The Chord of the 'Rings'
Shore's complete "Fellowship of the Ring" score was released last month in a deluxe four-disc set: three CDs containing all the music he wrote for the film's extended version, plus a DVD offering the score in Dolby Surround Sound. Speaking by telephone from his home north of New York City, Shore, 59, commented on his use of leitmotifs (recurring musical themes), which has led many to compare his "Ring" music to that of opera's most famous "Ring" composer, Richard Wagner.
"I'm actually more interested in Italian opera than in Wagner's work, though I do think it's wonderful," the soft-spoken composer said. "I wasn't purposely trying to make connections between us. But I think if you write 12 hours of music based on ring mythology in a mid-19th century style, there could well be similarities."
Nonetheless, the "Lord of the Rings" soundtracks have inspired the kind of painstaking study usually reserved for massive works like
Wagner's "Ring of the Niebelungs." The "Fellowship" boxed set includes a 45-page booklet by Film Score Monthly's Doug Adams, with musical examples and analysis keyed to specific tracks and time cues. (The "Two Towers" and "Return of the King" boxed sets are scheduled for release by early 2007.)
Keeping track of it all
Adams gives an example of the kinds of musical transformations that occur throughout Shore's three scores. "The first three notes of the Shire theme rise stepwise up a major scale to forever call the hobbits back to their verdant homeland, while the Ring's Seduction theme rises three steps up a minor scale to bend all races to its will." Shifting in rhythm and harmony, this motif also reappears in music evoking the fellowship that joins forces to destroy the ring, the elves' magical realm and other elements of Tolkien's mythology.

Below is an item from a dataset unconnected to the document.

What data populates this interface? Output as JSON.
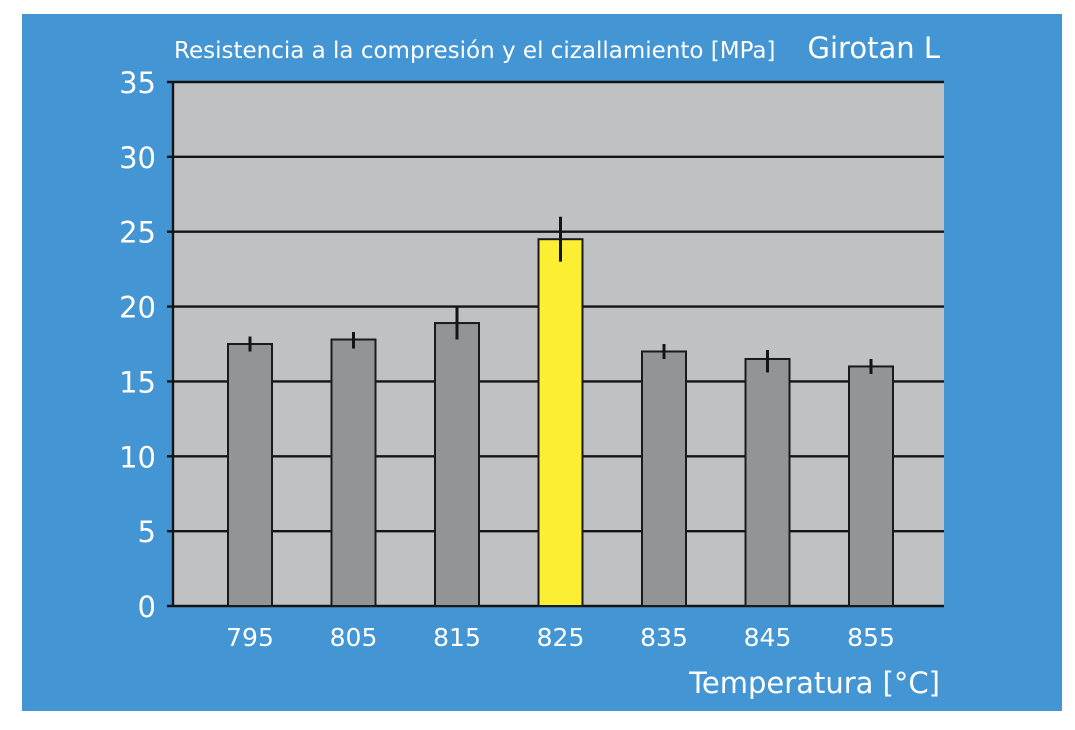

Asked how he kept track of the more than 80 motifs that weave their way through the three scores, Shore laughed. "Just a good filing system! As I was writing the piece over close to four years, I would jot down the motifs and put them all in a folder." The real challenge, he said, came in depicting the many different cultures and immense time span of Tolkien's fantasy world.
"Tolkien created such a vast universe: Middle Earth of 5,000 years ago. I was trying to create a sense of history, to bring in Tolkien's languages with the chorus, to show the beginnings of culture, in a way. That's why voices are so important in the recording."